Святослав нахмурился. Не торопясь отвечать, он подыскивал доступные и вместе с тем необидные слова, думая, что тот же труд, надо быть, в беседах с ним преодолевал Богомил.
— Напротив, это люди низкого рождения как правило неумеренны. И хотя бы ради наставления наследникам не стоит отступаться от своей природы. Ты, так и быть, можешь поступать как тебе твои понятия велят. Позовешь усмарей[536] из тех, кто обойничает… Только вот золоченых кож, как у жидов, не надо. Все сделают, как пожелаешь. Одно попрошу: починай это без меня. Вот, как с дружиной в поход уйду — так пожалуйста.
Они сидели, глядя прямо перед собой и, не зная того, смотрели на одну и ту же свечу.
— Все равно ведь… не станешь ты рядом со мной век сидеть, — вздохнула Предслава.
— Все же… того… однако… — запутался в словах Святослав, в который раз пораженный способностью своей супружницы проницать в его мысли.
— Все так, Святоша. Ты не мне, ты Роду служить должен. Тебе им указано дружину свою больше жены любить. Как я тому посмела бы противиться? Я ведь батюшкой взращена. Но чудно: без досады не обходится, а был бы ты иным, так и не глянула бы в твою сторону.
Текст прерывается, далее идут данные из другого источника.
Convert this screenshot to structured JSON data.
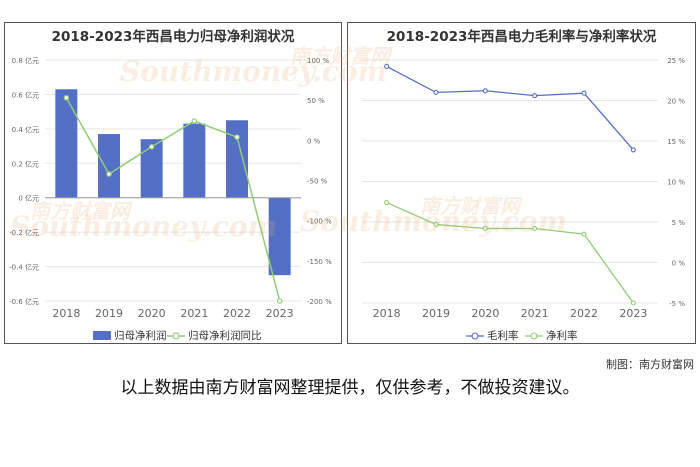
{
  "footer": {
    "credit": "制图：南方财富网",
    "disclaimer": "以上数据由南方财富网整理提供，仅供参考，不做投资建议。"
  },
  "watermark": {
    "cn": "南方财富网",
    "en": "Southmoney.com"
  },
  "colors": {
    "bar": "#5470c6",
    "line_green": "#91cc75",
    "line_blue": "#5470c6"
  },
  "chart_data": [
    {
      "type": "bar",
      "title": "2018-2023年西昌电力归母净利润状况",
      "categories": [
        "2018",
        "2019",
        "2020",
        "2021",
        "2022",
        "2023"
      ],
      "y_ticks_left": [
        "0.8 亿元",
        "0.6 亿元",
        "0.4 亿元",
        "0.2 亿元",
        "0 亿元",
        "-0.2 亿元",
        "-0.4 亿元",
        "-0.6 亿元"
      ],
      "y_ticks_right": [
        "100 %",
        "50 %",
        "0 %",
        "-50 %",
        "-100 %",
        "-150 %",
        "-200 %"
      ],
      "ylim_left": [
        -0.6,
        0.8
      ],
      "ylim_right": [
        -200,
        100
      ],
      "legend": "bottom",
      "series": [
        {
          "name": "归母净利润",
          "type": "bar",
          "axis": "left",
          "values": [
            0.63,
            0.37,
            0.34,
            0.43,
            0.45,
            -0.45
          ]
        },
        {
          "name": "归母净利润同比",
          "type": "line",
          "axis": "right",
          "values": [
            53,
            -42,
            -8,
            24,
            4,
            -200
          ]
        }
      ]
    },
    {
      "type": "line",
      "title": "2018-2023年西昌电力毛利率与净利率状况",
      "categories": [
        "2018",
        "2019",
        "2020",
        "2021",
        "2022",
        "2023"
      ],
      "y_ticks": [
        "25 %",
        "20 %",
        "15 %",
        "10 %",
        "5 %",
        "0 %",
        "-5 %"
      ],
      "ylim": [
        -5,
        25
      ],
      "legend": "bottom",
      "series": [
        {
          "name": "毛利率",
          "values": [
            24.2,
            21.0,
            21.2,
            20.6,
            20.9,
            13.9
          ]
        },
        {
          "name": "净利率",
          "values": [
            7.4,
            4.7,
            4.2,
            4.2,
            3.5,
            -5.0
          ]
        }
      ]
    }
  ]
}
Святослав обхватил рукой едва ощутимо подрагивающие плечи жены, и та порывисто прильнула к его высокой крутой груди, в которой его сердцем отсчитывал ход времени Тот, Кто является причиной всех причин, бесконечным по своей сущности, всеобщим прибежищем, светом солнца и луны, звуком в самом тонком веществе и талантом в человеке.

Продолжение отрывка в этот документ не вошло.